Los Angeles: The script that led comic legend Tony Hancock to leave his hit writers Ray Galton and Alan Simpson, is going to be made into a film, more than 50 years after it was first written.
Galton and Simpson, who had penned all of Hancock’s television and radio series from the early Fifties onwards, came up with movie script The Day Off in 1961.
But Hancock, who was keen to crack Hollywood at the time, insisted it ‘wasn’t international’ enough.
He then split from Galton and Simpson - a move which is regarded as the biggest mistake of his career. While they went on to write the hit sitcom Steptoe And Son, Hancock succumbed to alcoholism and committed suicide in 1968.
The script for ‘The Day Off’ was recently discovered in 81-year-old Galton’s Hampton Court home by him and Simpson’s biographer Christopher Stevens.

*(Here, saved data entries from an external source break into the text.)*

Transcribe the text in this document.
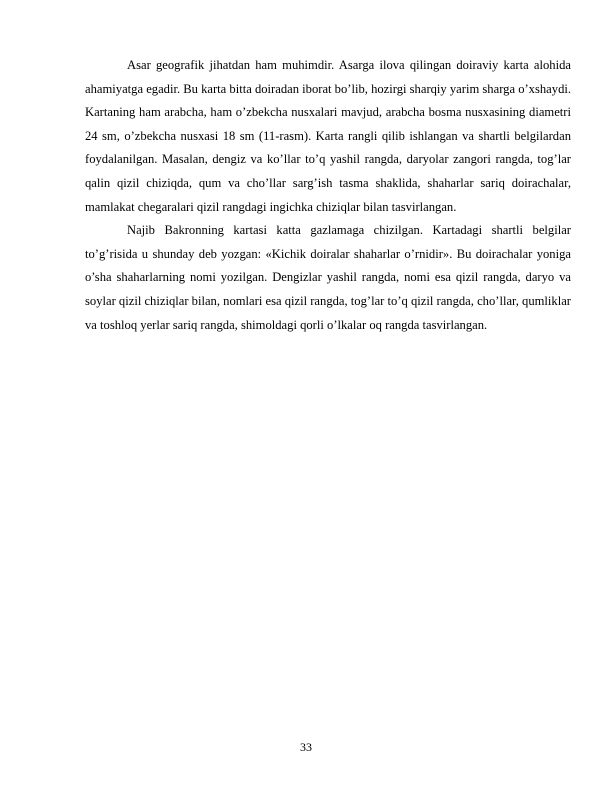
Asar geografik jihatdan ham muhimdir. Asarga ilova qilingan doiraviy karta alohida ahamiyatga egadir. Bu karta bitta doiradan iborat bo’lib, hozirgi sharqiy yarim sharga o’xshaydi. Kartaning ham arabcha, ham o’zbekcha nusxalari mavjud, arabcha bosma nusxasining diametri 24 sm, o’zbekcha nusxasi 18 sm (11-rasm). Karta rangli qilib ishlangan va shartli belgilardan foydalanilgan. Masalan, dengiz va ko’llar to’q yashil rangda, daryolar zangori rangda, tog’lar qalin qizil chiziqda, qum va cho’llar sarg’ish tasma shaklida, shaharlar sariq doirachalar, mamlakat chegaralari qizil rangdagi ingichka chiziqlar bilan tasvirlangan.

Najib Bakronning kartasi katta gazlamaga chizilgan. Kartadagi shartli belgilar to’g’risida u shunday deb yozgan: «Kichik doiralar shaharlar o’rnidir». Bu doirachalar yoniga o’sha shaharlarning nomi yozilgan. Dengizlar yashil rangda, nomi esa qizil rangda, daryo va soylar qizil chiziqlar bilan, nomlari esa qizil rangda, tog’lar to’q qizil rangda, cho’llar, qumliklar va toshloq yerlar sariq rangda, shimoldagi qorli o’lkalar oq rangda tasvirlangan.

33
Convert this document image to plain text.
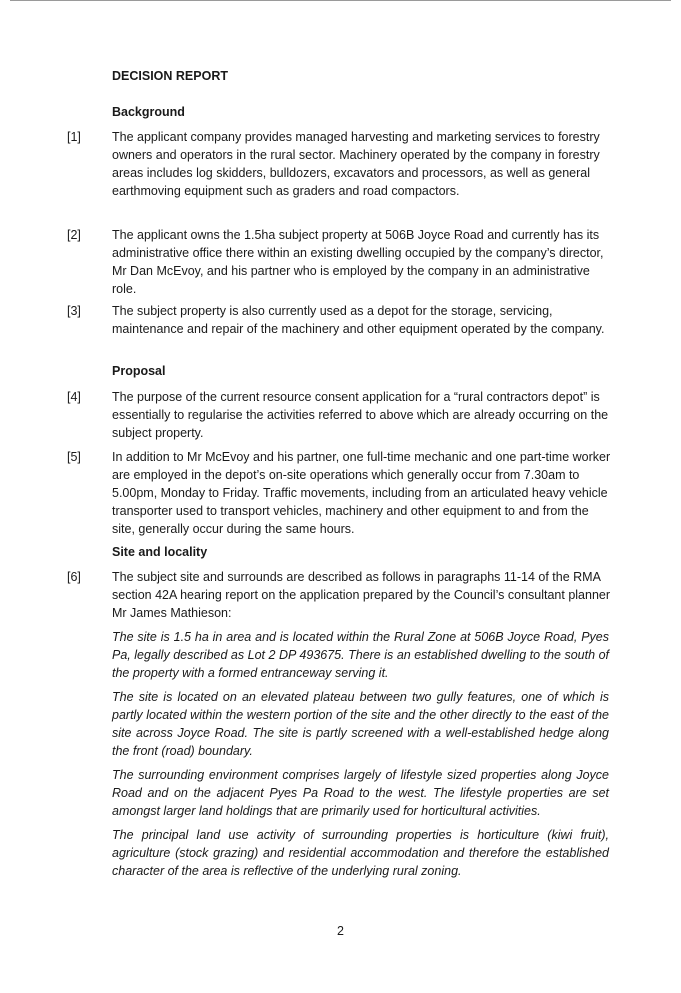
DECISION REPORT
Background
[1] The applicant company provides managed harvesting and marketing services to forestry owners and operators in the rural sector. Machinery operated by the company in forestry areas includes log skidders, bulldozers, excavators and processors, as well as general earthmoving equipment such as graders and road compactors.
[2] The applicant owns the 1.5ha subject property at 506B Joyce Road and currently has its administrative office there within an existing dwelling occupied by the company’s director, Mr Dan McEvoy, and his partner who is employed by the company in an administrative role.
[3] The subject property is also currently used as a depot for the storage, servicing, maintenance and repair of the machinery and other equipment operated by the company.
Proposal
[4] The purpose of the current resource consent application for a “rural contractors depot” is essentially to regularise the activities referred to above which are already occurring on the subject property.
[5] In addition to Mr McEvoy and his partner, one full-time mechanic and one part-time worker are employed in the depot’s on-site operations which generally occur from 7.30am to 5.00pm, Monday to Friday. Traffic movements, including from an articulated heavy vehicle transporter used to transport vehicles, machinery and other equipment to and from the site, generally occur during the same hours.
Site and locality
[6] The subject site and surrounds are described as follows in paragraphs 11-14 of the RMA section 42A hearing report on the application prepared by the Council’s consultant planner Mr James Mathieson:
The site is 1.5 ha in area and is located within the Rural Zone at 506B Joyce Road, Pyes Pa, legally described as Lot 2 DP 493675. There is an established dwelling to the south of the property with a formed entranceway serving it.
The site is located on an elevated plateau between two gully features, one of which is partly located within the western portion of the site and the other directly to the east of the site across Joyce Road. The site is partly screened with a well-established hedge along the front (road) boundary.
The surrounding environment comprises largely of lifestyle sized properties along Joyce Road and on the adjacent Pyes Pa Road to the west. The lifestyle properties are set amongst larger land holdings that are primarily used for horticultural activities.
The principal land use activity of surrounding properties is horticulture (kiwi fruit), agriculture (stock grazing) and residential accommodation and therefore the established character of the area is reflective of the underlying rural zoning.
2
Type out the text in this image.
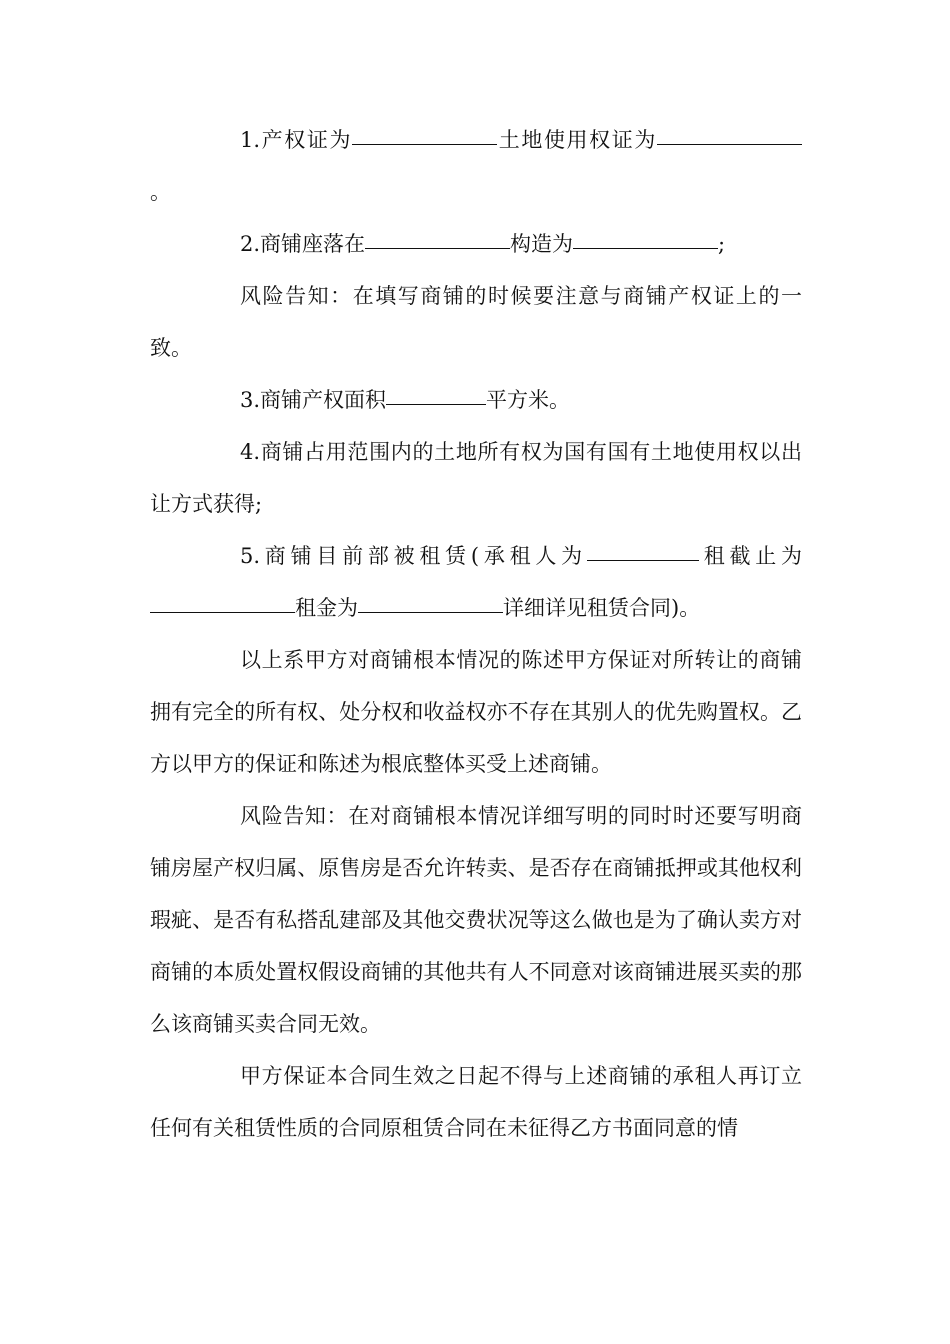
1.产权证为	土地使用权证为。

2.商铺座落在	构造为	;

风险告知：在填写商铺的时候要注意与商铺产权证上的一致。

3.商铺产权面积	平方米。

4.商铺占用范围内的土地所有权为国有国有土地使用权以出让方式获得;

5.商铺目前部被租赁(承租人为	租截止为租金为	详细详见租赁合同)。

以上系甲方对商铺根本情况的陈述甲方保证对所转让的商铺拥有完全的所有权、处分权和收益权亦不存在其别人的优先购置权。乙方以甲方的保证和陈述为根底整体买受上述商铺。

风险告知：在对商铺根本情况详细写明的同时时还要写明商铺房屋产权归属、原售房是否允许转卖、是否存在商铺抵押或其他权利瑕疵、是否有私搭乱建部及其他交费状况等这么做也是为了确认卖方对商铺的本质处置权假设商铺的其他共有人不同意对该商铺进展买卖的那么该商铺买卖合同无效。

甲方保证本合同生效之日起不得与上述商铺的承租人再订立任何有关租赁性质的合同原租赁合同在未征得乙方书面同意的情
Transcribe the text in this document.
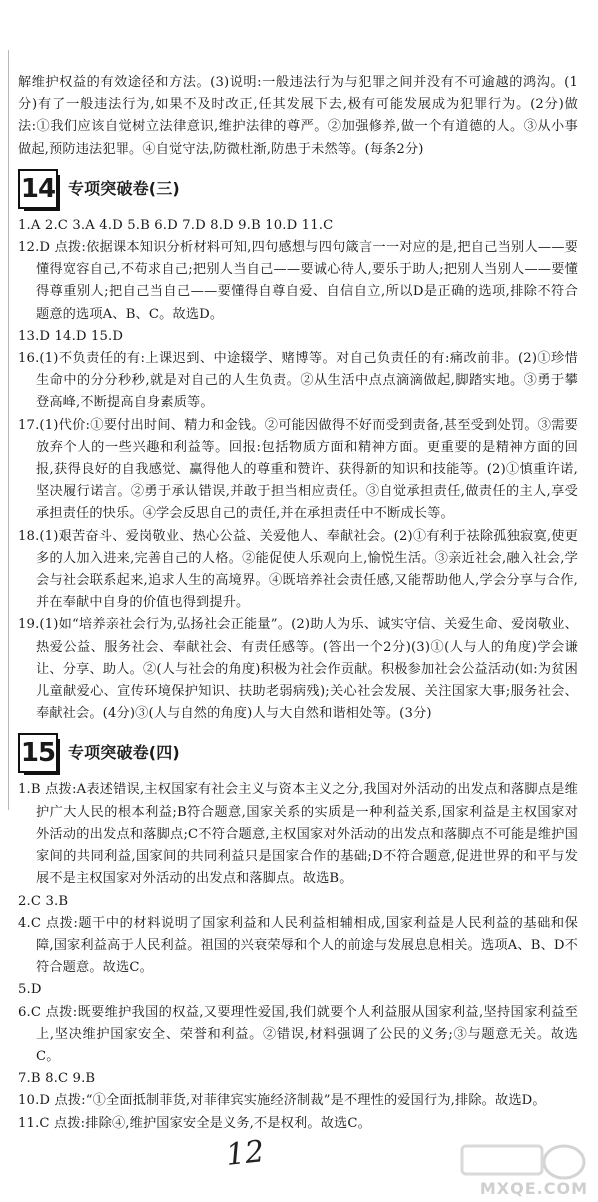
解维护权益的有效途径和方法。(3)说明:一般违法行为与犯罪之间并没有不可逾越的鸿沟。(1分)有了一般违法行为,如果不及时改正,任其发展下去,极有可能发展成为犯罪行为。(2分)做法:①我们应该自觉树立法律意识,维护法律的尊严。②加强修养,做一个有道德的人。③从小事做起,预防违法犯罪。④自觉守法,防微杜渐,防患于未然等。(每条2分)

14 专项突破卷(三)

1.A 2.C 3.A 4.D 5.B 6.D 7.D 8.D 9.B 10.D 11.C

12.D 点拨:依据课本知识分析材料可知,四句感想与四句箴言一一对应的是,把自己当别人——要懂得宽容自己,不苟求自己;把别人当自己——要诚心待人,要乐于助人;把别人当别人——要懂得尊重别人;把自己当自己——要懂得自尊自爱、自信自立,所以D是正确的选项,排除不符合题意的选项A、B、C。故选D。

13.D 14.D 15.D

16.(1)不负责任的有:上课迟到、中途辍学、赌博等。对自己负责任的有:痛改前非。(2)①珍惜生命中的分分秒秒,就是对自己的人生负责。②从生活中点点滴滴做起,脚踏实地。③勇于攀登高峰,不断提高自身素质等。

17.(1)代价:①要付出时间、精力和金钱。②可能因做得不好而受到责备,甚至受到处罚。③需要放弃个人的一些兴趣和利益等。回报:包括物质方面和精神方面。更重要的是精神方面的回报,获得良好的自我感觉、赢得他人的尊重和赞许、获得新的知识和技能等。(2)①慎重许诺,坚决履行诺言。②勇于承认错误,并敢于担当相应责任。③自觉承担责任,做责任的主人,享受承担责任的快乐。④学会反思自己的责任,并在承担责任中不断成长等。

18.(1)艰苦奋斗、爱岗敬业、热心公益、关爱他人、奉献社会。(2)①有利于祛除孤独寂寞,使更多的人加入进来,完善自己的人格。②能促使人乐观向上,愉悦生活。③亲近社会,融入社会,学会与社会联系起来,追求人生的高境界。④既培养社会责任感,又能帮助他人,学会分享与合作,并在奉献中自身的价值也得到提升。

19.(1)如“培养亲社会行为,弘扬社会正能量”。(2)助人为乐、诚实守信、关爱生命、爱岗敬业、热爱公益、服务社会、奉献社会、有责任感等。(答出一个2分)(3)①(人与人的角度)学会谦让、分享、助人。②(人与社会的角度)积极为社会作贡献。积极参加社会公益活动(如:为贫困儿童献爱心、宣传环境保护知识、扶助老弱病残);关心社会发展、关注国家大事;服务社会、奉献社会。(4分)③(人与自然的角度)人与大自然和谐相处等。(3分)

15 专项突破卷(四)

1.B 点拨:A表述错误,主权国家有社会主义与资本主义之分,我国对外活动的出发点和落脚点是维护广大人民的根本利益;B符合题意,国家关系的实质是一种利益关系,国家利益是主权国家对外活动的出发点和落脚点;C不符合题意,主权国家对外活动的出发点和落脚点不可能是维护国家间的共同利益,国家间的共同利益只是国家合作的基础;D不符合题意,促进世界的和平与发展不是主权国家对外活动的出发点和落脚点。故选B。

2.C 3.B

4.C 点拨:题干中的材料说明了国家利益和人民利益相辅相成,国家利益是人民利益的基础和保障,国家利益高于人民利益。祖国的兴衰荣辱和个人的前途与发展息息相关。选项A、B、D不符合题意。故选C。

5.D

6.C 点拨:既要维护我国的权益,又要理性爱国,我们就要个人利益服从国家利益,坚持国家利益至上,坚决维护国家安全、荣誉和利益。②错误,材料强调了公民的义务;③与题意无关。故选C。

7.B 8.C 9.B

10.D 点拨:“①全面抵制菲货,对菲律宾实施经济制裁”是不理性的爱国行为,排除。故选D。

11.C 点拨:排除④,维护国家安全是义务,不是权利。故选C。

12
MXQE.COM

Since then it’s been attracting a lot of interest from producers and filming may begin later this year.
It is still unclear who will play Hancock’s part, although Little Britain’s David Walliams and Rev star Tom Hollander are rumoured to be among the frontrunners.
The script will also have a one-off reading by an as yet unnamed celebrity cast at the British Film Institute on London’s South Bank on January 29.
“Since the script was re-discovered it’s been attracting a lot of interest in the industry,” the Daily Express quoted a source as saying.
“More than 50 years later it could finally end up being the hit Ray and Alan hoped it would be,” the source said.